O Mauro Treitsman também reuniu os pacientes dele e levantamos os percentual de resistência adquirida. Todos os pacientes eram atendidos na cidade do Rio de Janeiro e encontramos 18% de prevalência de resistência adquirida- apresentamos no infecto Rio 2012.
Não sei porque Dr. Fábio Mesquita falou numa palestra no HIV Américas que a prevalência de resistência adquirida no Brasil era muito baixa, variando de 1 a 2%.
Eu acho que temos que fazer teste de resistência pré-tratamento sim, ainda mais se mantivermos como primeiroa linha EFV, que só precisa de uma mutação para resistência e a K103N é uma mutação de alta prevalência dentre a lista das mutações adquiridas no nosso meio.

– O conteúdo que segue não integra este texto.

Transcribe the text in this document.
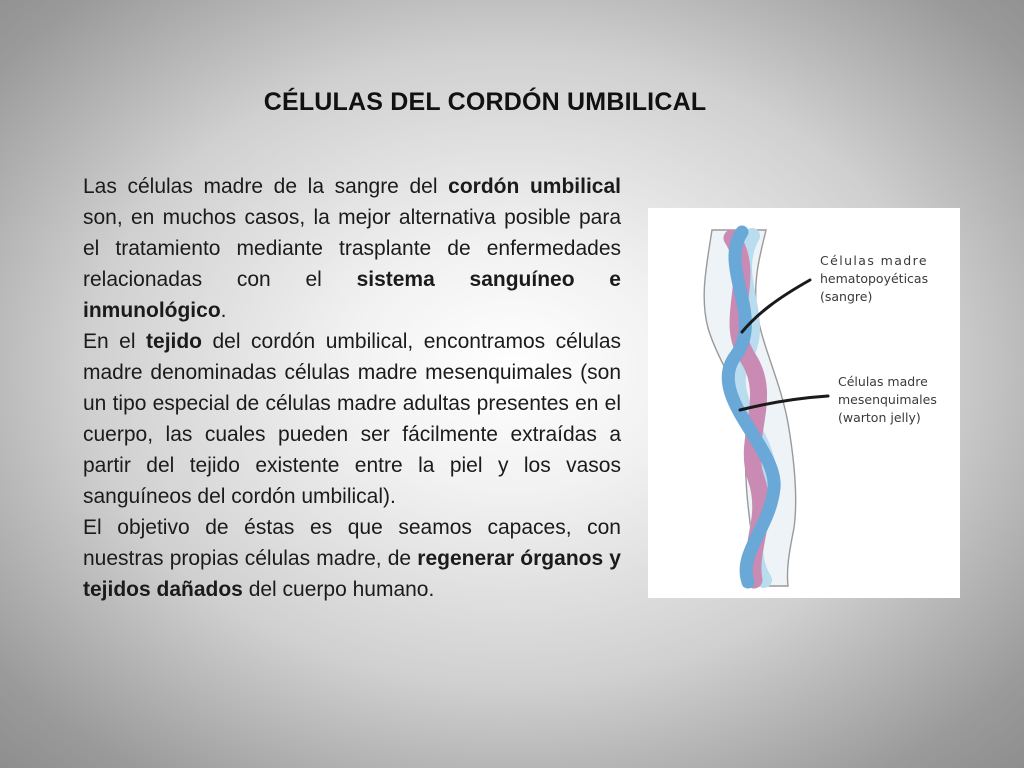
CÉLULAS DEL CORDÓN UMBILICAL

Las células madre de la sangre del cordón umbilical son, en muchos casos, la mejor alternativa posible para el tratamiento mediante trasplante de enfermedades relacionadas con el sistema sanguíneo e inmunológico.

En el tejido del cordón umbilical, encontramos células madre denominadas células madre mesenquimales (son un tipo especial de células madre adultas presentes en el cuerpo, las cuales pueden ser fácilmente extraídas a partir del tejido existente entre la piel y los vasos sanguíneos del cordón umbilical).

El objetivo de éstas es que seamos capaces, con nuestras propias células madre, de regenerar órganos y tejidos dañados del cuerpo humano.

Células madre
hematopoyéticas
(sangre)
Células madre
mesenquimales
(warton jelly)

E você, também acha que deveríamos fazer teste de resistência pré-tratamento? Quer justificar? Seria legal.
ResponderExcluirConcordo que devemos fazer genotipagem antes de iniciar tratamento. Inclusive, durante o tratamento, caso haja falha, temos como discutir melhor com o paciente as possíveis causas. Como no geral se trata de má adesão mesmo, isso facilita o entendimento do que está acontecendo e a possibilidade de mudança na direção certa. Ana
ResponderExcluirDe acordo com a recepção e percepção do paciente com relação ao tratamento eu iniciaria ou não, mas tentaria iniciar TARV precocemente, em especial pela preocupação com a inflamação crônica e comorbidades. Fiquei com a impressão de que a paciente não tem comorbidades, mas como tem mais de 50 anos, de acordo com a história familiar e outros fatores, pode ter maior risco.

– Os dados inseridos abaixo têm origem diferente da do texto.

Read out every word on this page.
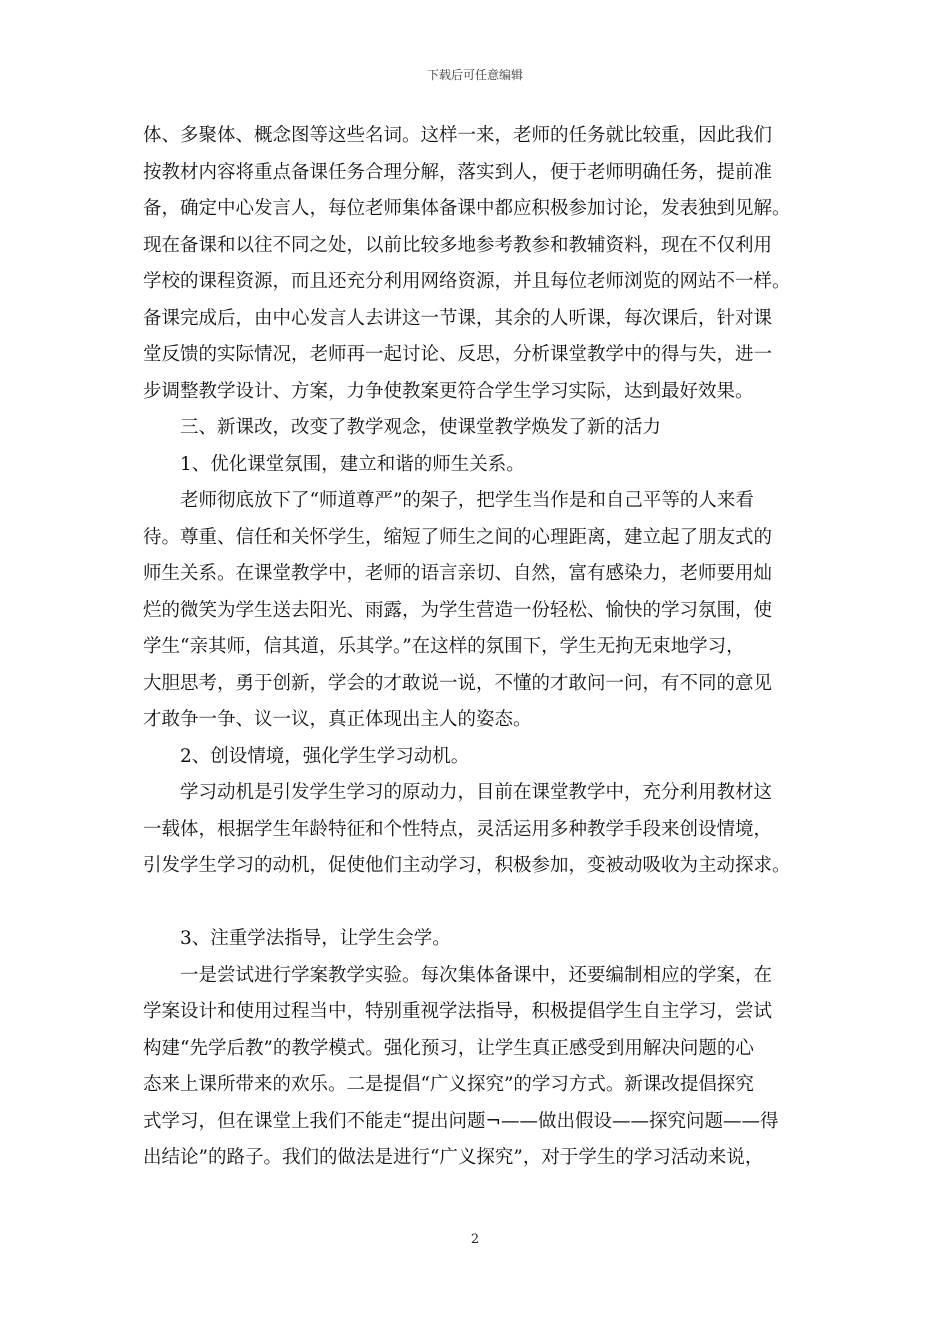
下载后可任意编辑
体、多聚体、概念图等这些名词。这样一来，老师的任务就比较重，因此我们
按教材内容将重点备课任务合理分解，落实到人，便于老师明确任务，提前准
备，确定中心发言人，每位老师集体备课中都应积极参加讨论，发表独到见解。
现在备课和以往不同之处，以前比较多地参考教参和教辅资料，现在不仅利用
学校的课程资源，而且还充分利用网络资源，并且每位老师浏览的网站不一样。
备课完成后，由中心发言人去讲这一节课，其余的人听课，每次课后，针对课
堂反馈的实际情况，老师再一起讨论、反思，分析课堂教学中的得与失，进一
步调整教学设计、方案，力争使教案更符合学生学习实际，达到最好效果。
三、新课改，改变了教学观念，使课堂教学焕发了新的活力
1、优化课堂氛围，建立和谐的师生关系。
老师彻底放下了“师道尊严”的架子，把学生当作是和自己平等的人来看
待。尊重、信任和关怀学生，缩短了师生之间的心理距离，建立起了朋友式的
师生关系。在课堂教学中，老师的语言亲切、自然，富有感染力，老师要用灿
烂的微笑为学生送去阳光、雨露，为学生营造一份轻松、愉快的学习氛围，使
学生“亲其师，信其道，乐其学。”在这样的氛围下，学生无拘无束地学习，
大胆思考，勇于创新，学会的才敢说一说，不懂的才敢问一问，有不同的意见
才敢争一争、议一议，真正体现出主人的姿态。
2、创设情境，强化学生学习动机。
学习动机是引发学生学习的原动力，目前在课堂教学中，充分利用教材这
一载体，根据学生年龄特征和个性特点，灵活运用多种教学手段来创设情境，
引发学生学习的动机，促使他们主动学习，积极参加，变被动吸收为主动探求。
3、注重学法指导，让学生会学。
一是尝试进行学案教学实验。每次集体备课中，还要编制相应的学案，在
学案设计和使用过程当中，特别重视学法指导，积极提倡学生自主学习，尝试
构建“先学后教”的教学模式。强化预习，让学生真正感受到用解决问题的心
态来上课所带来的欢乐。二是提倡“广义探究”的学习方式。新课改提倡探究
式学习，但在课堂上我们不能走“提出问题¬——做出假设——探究问题——得
出结论”的路子。我们的做法是进行“广义探究”，对于学生的学习活动来说，
2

ResponderExcluirLi dois artigos que deixo referenciados no fim do comentário sobre doença cardiovascular, endócrinas e metabólicas como fator de risco para HAND. O mais interessante é que tiveram maior associação com o desfecho do que outros fatores comumente estudados, como CV no líquor por exemplo.
Adoraria pedir genotipagem de entrada também, pois pior do que iniciar EFZ para uma pessoa com mais de 50 anos, alterações de menopausa (ósseo), talvez uma HAS/dislipidemia é começar EFZ para essa mesma pessoa e não estar fazendo efeito.
Abraço.
Rodrigo
McCutchan JA, Marquie-Beck JA, Fitzsimons CA, et al. Role of obesity, metabolic variables, and diabetes in HIV-associated neurocognitive disorder. Neurology 2012; 78: 485–92.
Wright EJ, Grund B, Robertson K, et al. Cardiovascular risk factors associated with lower baseline cognitive performance in
HIV-positive persons. Neurology 2010; 75: 864–73.
Rodrigo: se vc tem os 2 trabalhos em PDF, manda pra mim que eu envio para o grupo.
ResponderExcluirObrigada pelo comentário.